В Саввинской слободе жили мы у крестьян Елычевых, у милой старушки Федосьи Герасимовны, у которой была дочь Матреша. В гости к ним изредка приходила из Звенигорода провинциальная красавица в шляпе, в накидке с шитьем из бисера, в кружевных митенках – словом, франтиха. Я и Левитан оба разом в нее влюбились, несмотря на то, что на нас, голоштанников (после оказалось, что она так нас называла), она не обращала ровно никакого внимания. Мы оба рассказывали друг другу чувства нашего восхищения ею, посылали ей цветы, картинки, сделанные акварелью, и стихи. Но – увы! – она осталась холодна.
Однажды она приехала в слободу с каким-то господином в котелке, очень маленького роста, рыжим, толстым, потливым, оказавшимся мелким фабрикантом. Пальто у него было до пят, на ногах – новые, сильного блеска калоши, а в руке большой дождевой зонтик. Он вошел в избу и принес гостинцы: конфеты, пастилу, орехи. У него был такой самоуверенный тон, такое
Врубель
В Малороссии [Полтавской губернии] я был в гостях у Трифоновских, туда приехал и Михаил Александрович Врубель. Небольшого роста, худой, с лицом, на котором нет простоты [черт] народа, сдержанный, как бы спокойный – вот полный иностранец-англичанин, хорошо причесанный, тщательно бритый, с тонкими, крепкими руками.
Было лето. Пока за завтраком я обратил внимание, что Врубель красиво держится и красиво ест (посмотрите, не все едят красиво). Он был прост, как обыкновенный, всякий человек, поддерживающий простой, светский разговор, но <…> меня удивило то, что при воспоминании о ком-то Врубель говорил так, что становилось ясно: Врубель был гувернер какой-то фамилии, гувернер детей. Да, он был гувернером до встречи со мной. После завтрака мы ушли к себе в комнаты, и я показал, что начал работать. Он ничего не сказал, но я видел, что со мной он хочет быть хорошим, его холодная сдержанность прошла, и мы заговорили об общих знакомых.
Было лето. Жарко. Мы пошли купаться на большой пруд в саду. Михаил Александрович, голый, был хорошо сложен, и крепкие мускулы этого небольшого, даже маленького человека делали его красивым. «Это жокей», – подумал я.
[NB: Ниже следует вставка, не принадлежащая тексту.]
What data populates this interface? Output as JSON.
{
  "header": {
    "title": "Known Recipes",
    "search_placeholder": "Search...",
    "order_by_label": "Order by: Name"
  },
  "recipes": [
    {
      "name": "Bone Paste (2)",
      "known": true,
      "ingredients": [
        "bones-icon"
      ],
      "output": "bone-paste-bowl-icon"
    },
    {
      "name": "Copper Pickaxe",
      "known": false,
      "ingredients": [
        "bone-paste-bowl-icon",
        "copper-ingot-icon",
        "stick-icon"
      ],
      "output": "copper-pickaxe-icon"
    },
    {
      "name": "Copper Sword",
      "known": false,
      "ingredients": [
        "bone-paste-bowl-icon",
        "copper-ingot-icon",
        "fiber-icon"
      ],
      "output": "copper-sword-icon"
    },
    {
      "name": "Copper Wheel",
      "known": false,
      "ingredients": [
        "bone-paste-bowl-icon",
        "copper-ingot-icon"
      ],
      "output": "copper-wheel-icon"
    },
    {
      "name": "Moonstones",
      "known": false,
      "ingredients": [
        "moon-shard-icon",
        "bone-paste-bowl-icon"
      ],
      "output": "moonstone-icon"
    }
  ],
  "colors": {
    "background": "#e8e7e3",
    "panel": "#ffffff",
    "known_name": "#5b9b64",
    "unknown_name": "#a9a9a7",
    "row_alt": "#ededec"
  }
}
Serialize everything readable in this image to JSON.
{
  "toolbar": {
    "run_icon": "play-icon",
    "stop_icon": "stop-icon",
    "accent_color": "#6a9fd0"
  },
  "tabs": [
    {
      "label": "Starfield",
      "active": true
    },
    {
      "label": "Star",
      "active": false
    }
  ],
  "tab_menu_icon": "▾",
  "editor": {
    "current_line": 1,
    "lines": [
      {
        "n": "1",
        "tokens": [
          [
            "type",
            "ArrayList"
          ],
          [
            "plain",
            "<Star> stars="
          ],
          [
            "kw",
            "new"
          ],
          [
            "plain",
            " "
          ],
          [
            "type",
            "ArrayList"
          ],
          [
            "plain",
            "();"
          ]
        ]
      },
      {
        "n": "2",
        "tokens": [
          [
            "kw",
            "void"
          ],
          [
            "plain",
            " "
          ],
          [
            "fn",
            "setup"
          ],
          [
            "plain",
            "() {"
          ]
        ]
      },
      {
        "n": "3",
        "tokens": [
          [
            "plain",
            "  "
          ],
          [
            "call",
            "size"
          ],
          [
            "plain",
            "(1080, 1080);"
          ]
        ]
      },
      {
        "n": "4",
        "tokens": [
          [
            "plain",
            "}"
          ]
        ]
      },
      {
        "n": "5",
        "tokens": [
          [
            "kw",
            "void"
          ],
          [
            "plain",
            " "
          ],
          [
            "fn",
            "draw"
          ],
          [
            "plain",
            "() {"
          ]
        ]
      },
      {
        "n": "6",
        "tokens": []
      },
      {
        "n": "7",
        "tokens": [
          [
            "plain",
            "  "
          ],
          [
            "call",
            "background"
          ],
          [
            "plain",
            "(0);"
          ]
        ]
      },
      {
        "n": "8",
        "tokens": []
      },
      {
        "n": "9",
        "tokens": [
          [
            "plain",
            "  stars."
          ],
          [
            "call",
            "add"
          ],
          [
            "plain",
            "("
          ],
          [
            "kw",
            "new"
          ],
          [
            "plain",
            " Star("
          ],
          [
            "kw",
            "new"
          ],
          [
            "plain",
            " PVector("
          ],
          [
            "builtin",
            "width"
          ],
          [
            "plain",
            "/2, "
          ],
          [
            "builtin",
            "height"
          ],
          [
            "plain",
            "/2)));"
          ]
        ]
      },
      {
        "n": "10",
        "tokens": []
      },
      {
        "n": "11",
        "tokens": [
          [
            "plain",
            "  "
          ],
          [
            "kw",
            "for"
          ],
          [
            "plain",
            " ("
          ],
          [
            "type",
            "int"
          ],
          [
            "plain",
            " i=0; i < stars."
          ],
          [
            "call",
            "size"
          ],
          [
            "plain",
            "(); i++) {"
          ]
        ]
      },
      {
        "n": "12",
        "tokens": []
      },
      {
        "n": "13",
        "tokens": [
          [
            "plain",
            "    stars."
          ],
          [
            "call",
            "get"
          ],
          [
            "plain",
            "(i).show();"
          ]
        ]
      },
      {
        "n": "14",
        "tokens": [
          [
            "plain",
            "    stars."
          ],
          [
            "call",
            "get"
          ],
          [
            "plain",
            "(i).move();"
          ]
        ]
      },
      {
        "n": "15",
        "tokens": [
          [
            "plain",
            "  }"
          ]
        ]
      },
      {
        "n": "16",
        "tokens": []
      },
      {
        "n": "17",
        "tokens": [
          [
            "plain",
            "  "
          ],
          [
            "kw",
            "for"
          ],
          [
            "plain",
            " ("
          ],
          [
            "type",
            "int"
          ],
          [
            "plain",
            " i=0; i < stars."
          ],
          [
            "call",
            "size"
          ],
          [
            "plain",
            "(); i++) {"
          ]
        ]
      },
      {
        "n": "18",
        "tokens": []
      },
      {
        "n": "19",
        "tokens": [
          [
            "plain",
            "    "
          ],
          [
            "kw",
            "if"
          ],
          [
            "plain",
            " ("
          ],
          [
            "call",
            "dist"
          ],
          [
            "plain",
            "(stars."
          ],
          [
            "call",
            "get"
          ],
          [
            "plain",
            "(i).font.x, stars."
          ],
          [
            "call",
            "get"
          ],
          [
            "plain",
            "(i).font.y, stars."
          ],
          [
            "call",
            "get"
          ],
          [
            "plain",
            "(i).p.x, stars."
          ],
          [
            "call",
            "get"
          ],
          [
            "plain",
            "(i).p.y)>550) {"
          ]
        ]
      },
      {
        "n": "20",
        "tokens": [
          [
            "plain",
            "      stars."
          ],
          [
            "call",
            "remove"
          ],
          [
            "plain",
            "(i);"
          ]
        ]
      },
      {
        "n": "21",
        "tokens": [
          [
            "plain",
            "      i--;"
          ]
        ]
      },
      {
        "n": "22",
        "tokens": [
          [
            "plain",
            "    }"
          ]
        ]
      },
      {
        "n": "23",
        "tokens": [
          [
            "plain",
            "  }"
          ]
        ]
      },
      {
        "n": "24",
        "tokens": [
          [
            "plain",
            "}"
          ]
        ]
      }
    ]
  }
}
– Вы хорошо ездите верхом? – [неожиданно спросил] он. – Я езжу, как жокей.
Я испугался: он как будто понял мои мысли.
– Что это у вас на груди белые большие полосы, как шрамы?
– Да, это шрамы. Я резал себя ножом.
Он полез купаться, я тоже.
– Хорошо купаться, летом вообще много хорошего в жизни, а все-таки скажите, Михаил Александрович, что же это такое: вы себя резали-то ножом – ведь это должно быть больно. Что это – операция, что ль, как это?
Я посмотрел поближе – да, это были большие белые шрамы, их было много.
– Поймете ли вы, – сказал Михаил Александрович. – Я любил женщину, она меня не любила – даже любила, но многое мешало ее пониманию меня. Я страдал в невозможности объяснить ей это мешающее. Я страдал, но когда резал себя, страдания уменьшались.
А так как я тогда не страдал от любви к женщине, то <…> действительно не понял, но все же подумал и сказал:
– Да, сильно вы любили.
– Если любовь, то она сильна.
Вечером он рассказал, что пишет у себя в Киеве «Демона», и нарисовал рисунок своей картины. Я узнал сейчас же лицо знакомой дамы, совершенно неподходящее к Демону. Рисунок был восхитителен и так особенен, что я с того времени не видел подобной формы. Я был так восхищен искренно тем, что увидел! <…>
<…> Образование этого человека было огромно. Италию он знал всю, понимал и изучил ее. Я не видал более образованного человека. Врубель был славянин чистой воды, <…> поляк, и в нем была утонченность великой Польши, утонченность, равная Франции. На вид иностранец, но душой славянин, сын несправедливо и больно угнетенной страны, с пеленой высокого культа, щегольским изяществом драгоценного легкомыслия, высоких порывов, влюбленных чувств, музыки, искусств, с праздником и задором в душе <…>
– Михаил Александрович, вот вы – гувернер, зачем это?
– Я это люблю, а потом мне нужны деньги. Тогда, когда они будут, хоть немного, я смогу работать, что я люблю. Вас поймут, Коровин, скорей; вы будете получать деньги, а я нет. Я знаю, что я, но я никому не нужен. Мне так странно: меня совершенно не смотрят, и никто не интересуется, и совершенно никто не понимает, что я делаю, но я так хочу.